Some teams earned their perks. Kansas is a top seed and plays in St. Louis; Oklahoma is a No. 2 and plays in Dallas; Cincinnati is a No. 1 and plays in Pittsburgh; Duke, a No. 1, is in Greenville, S.C; Maryland, a No. 1, is in Washington. Yet Texas (6) is in Dallas, Arizona (3) is in Albuquerque, and Charlotte (9) is in Greenville.

The selection board, of which Missouri Valley commissioner Doug Elgin is a member, threw a bone to Southern Illinois. But it slapped down Bowling Green and Ball State. Every year, Selection Sunday reminds us just how bad a TV-conference team must be to miss the cut. Missouri, St. John’s and Boston College jogged through the year, and they all squeezed in. The decision-makers did summon enough spine to say no to Virginia (7-10 in the ACC, 3-7 down the stretch, 2-7 against the Top 50).
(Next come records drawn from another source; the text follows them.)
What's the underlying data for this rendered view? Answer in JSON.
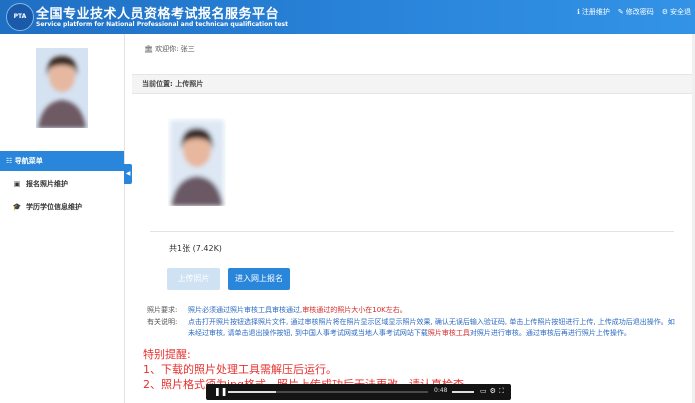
{
  "header": {
    "logo_text": "PTA",
    "title": "全国专业技术人员资格考试报名服务平台",
    "subtitle": "Service platform for National Professional and technican qualification test",
    "links": [
      {
        "icon": "info-icon",
        "glyph": "ℹ",
        "label": "注册维护"
      },
      {
        "icon": "edit-icon",
        "glyph": "✎",
        "label": "修改密码"
      },
      {
        "icon": "gear-icon",
        "glyph": "⚙",
        "label": "安全退"
      }
    ]
  },
  "welcome": {
    "icon_glyph": "🏛",
    "label": "欢迎你:",
    "name": "张三"
  },
  "sidebar": {
    "nav_header": "导航菜单",
    "nav_header_glyph": "☷",
    "items": [
      {
        "icon": "image-icon",
        "glyph": "▣",
        "label": "报名照片维护"
      },
      {
        "icon": "graduation-cap-icon",
        "glyph": "🎓",
        "label": "学历学位信息维护"
      }
    ],
    "collapse_glyph": "◀"
  },
  "breadcrumb": "当前位置: 上传照片",
  "photo_count": "共1张 (7.42K)",
  "buttons": {
    "upload": "上传照片",
    "apply": "进入网上报名"
  },
  "notes": {
    "req_label": "照片要求:",
    "req_text_a": "照片必须通过照片审核工具审核通过,",
    "req_text_b": "审核通过的照片大小在10K左右。",
    "info_label": "有关说明:",
    "info_text_a": "点击打开照片按钮选择照片文件, 通过审核照片将在照片显示区域显示照片效果, 确认无误后输入验证码, 单击上传照片按钮进行上传, 上传成功后退出操作。如未经过审核, 请单击退出操作按钮, 到中国人事考试网或当地人事考试网站下载",
    "info_text_b": "照片审核工具",
    "info_text_c": "对照片进行审核。通过审核后再进行照片上传操作。"
  },
  "reminder": {
    "title": "特别提醒:",
    "lines": [
      "1、下载的照片处理工具需解压后运行。",
      "2、照片格式须为jpg格式，照片上传成功后无法更改，请认真检查"
    ]
  },
  "video": {
    "pause_glyph": "❚❚",
    "time": "0:48",
    "progress": 0.24,
    "controls_glyph": "▭⚙⛶"
  },
  "colors": {
    "header_blue": "#2a86db",
    "reminder_red": "#e5312f",
    "note_blue": "#2b6ac2"
  }
}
But no one was outraged like Gonzaga.

It got a 6 seed, meaning the committee considers Gonzaga somewhere between No. 21 and No. 24.

What?

This team has lost once since Jan. 18. It played at Illinois, St. Joseph’s, New Mexico and Washington (no TV-league team except Washington State played at Gonzaga). It beat Indiana, a 5 seed, and Texas, a 6.

Meanwhile, Oregon was overjoyed over its second seed, a tribute to Pac-10 power. Stanford and UCLA were punished for their slovenly finishes with 8 seeds, which means dates with Kansas and Cincinnati provided they win first rounds.

Mercifully, nobody in the Big Ten was seeded higher than fourth, and Wisconsin must be the only team ever to tie for a TV-league title and get seeded eighth.

The committee’s job is ridiculously difficult, and nirvana is not the goal. Fairness is. To help, let’s institute two more rules. Twenty-five Division I victories get you in, period. And you must have a winning record in your conference (BC was 9-9).

In fact, let’s put Herman’s Hermits in the room. They didn’t know much about geography.